Constructor for the class.
Arguments -

  • name : Name of crawler.
  • start_url : Base URL of the website.
  • list_of_url : List of URL(s) to start with.
  • number_of_threads : Number of threads to use to crawl.
threader(self, thread_id)

Worker methods. Gets task from task_queue and does corresponding job.
Arguments -

  • thread_id : Assigned ID of thread.
run(self)

Method called from derived classes to start the crawling process.

download_movie(self, thread_id, url, movie)

Method called from threader if task type is to get songs from movie. Gets all songs from a movie and saves all song from it in the database.
Arguments -

  • thread_id : Assigned ID of thread.
  • url : URL for the movie.
  • movie : Name of movie.
get_movies(self, thread_id, url)

Method called from threader if task type is to get movies from a page. Get movies from a webpage.
Arguments -

  • thread_id : Assigned ID of thread.
  • url : URL of page.
get_movies_with_url(self, raw_html)

User overrides this method to get list of movies with URL in following format -

[
    ('link1', 'movie1'),
    ('link2', 'movie2'),
]

Arguments -

  • raw_html : Raw HTML code of the page.
get_songs_with_url(self, raw_html)

User overrides this method to get list of songs with URL from a movie page in following format -

[
    ('link1', 'song1'),
    ('link2', 'song2'),
]

Arguments -

  • raw_html : Raw HTML of the page.
get_song_details(self, raw_html)

User overrides this method to get details for a song from raw html in followinf format -

(
    'lyrics',
    [
        'singer1',
        'singer2',
    ],
    [
        'director1',
        'director2',
    ],
    [
        'lyricist1',
        'lyricist2',
    ]
)

Arguments -

  • raw_html : Raw HTML of song page.

class CrawlerType1

Base Class : BaseCrawler
Crawer for Az Lyrics.

Methods

CrawlerType1(self, name, start_url, list_of_url, number_of_threads)

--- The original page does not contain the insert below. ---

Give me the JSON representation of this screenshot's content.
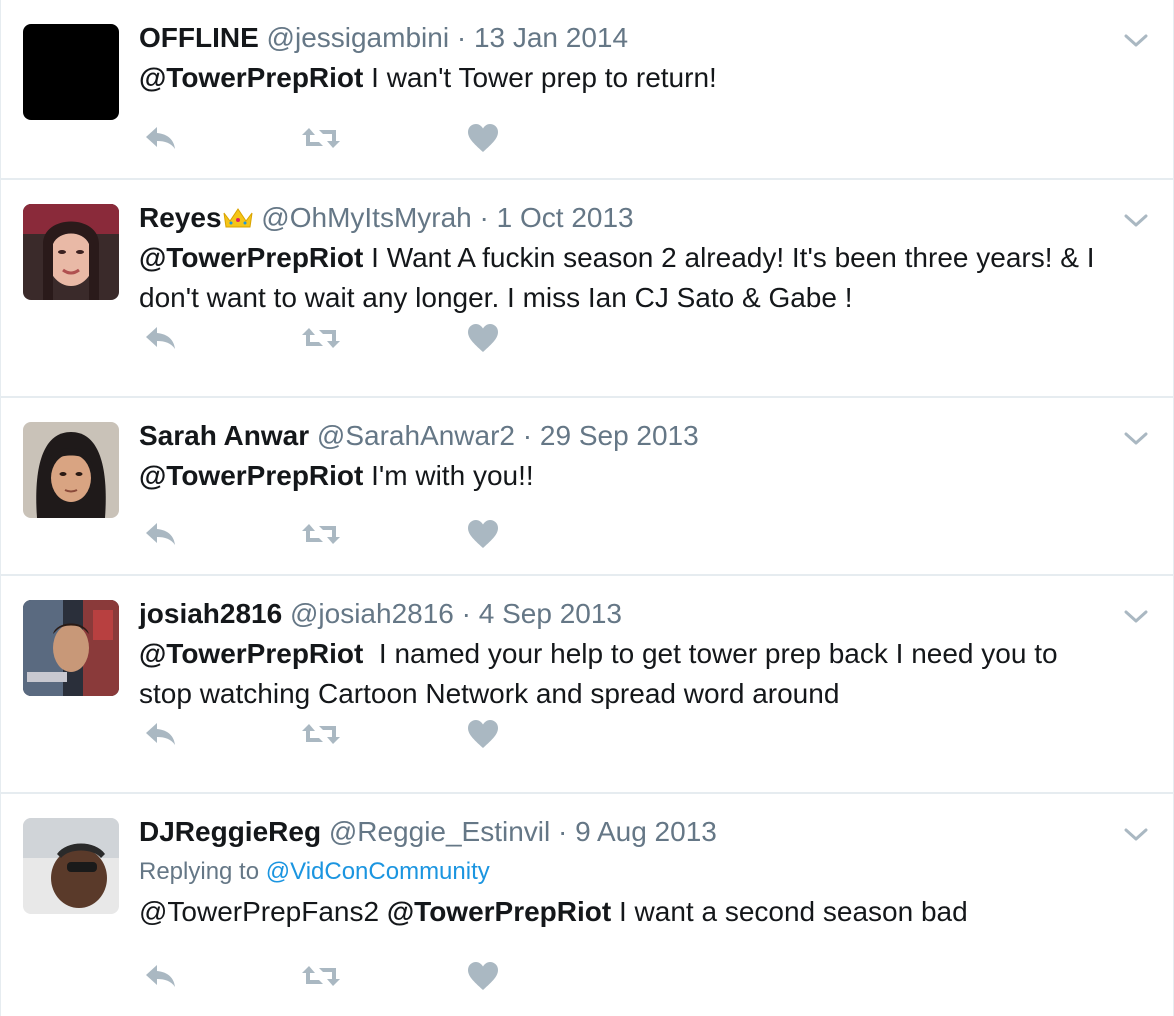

Constructor of the class. Arguments -
Same as that for CrawlerType0.

run(self)

Same as that for CrawlerType0.

threader(self, thread_id)

Same as that for CrawlerType0.

get_artists(self, thread_id, url)

Method called from threader if task type is to get artists from a page. Gets artists from a page and puts each of them back in the task_queue.
Arguments -
As usual.

get_artist_albums(self, thread_id, url, artist)

Method called from threader if task type is to get songs for an artist. Gets all songs for an artist and their details, storing them in database.
Arguments -
As usual.

get_artists_with_url(self, raw_html)

User overrides this method to get artists with URLs in following format -

[
    ('link1', 'artist1'),
    ('link2', 'artist2'),
]

Arguments -
As usual.

get_albums_with_songs(self, raw_html)

User overrides this method to get albums for an artist with all songs in it from artist's page in following format -

[
   (
        'album1',
        [
            ('url1', 'song1'),
            ('url2', 'song2')
        ]
    ),
    (
        'album2',
        [
            ('url3', 'song3'),
            ('url4', 'song4')
        ]
    )
]

Arguemts -
As usual.

get_song_details(self, song_html)

User overrides this method to get lyrics for the from raw HTML of the song.
Arguments -
As usual.

class CrawlerType2

Base class : BaseCrawler
Crawler for website Metro Lyrics.

Methods

CrawlerType2(self, name, start_url, list_of_urls, number_of_threads)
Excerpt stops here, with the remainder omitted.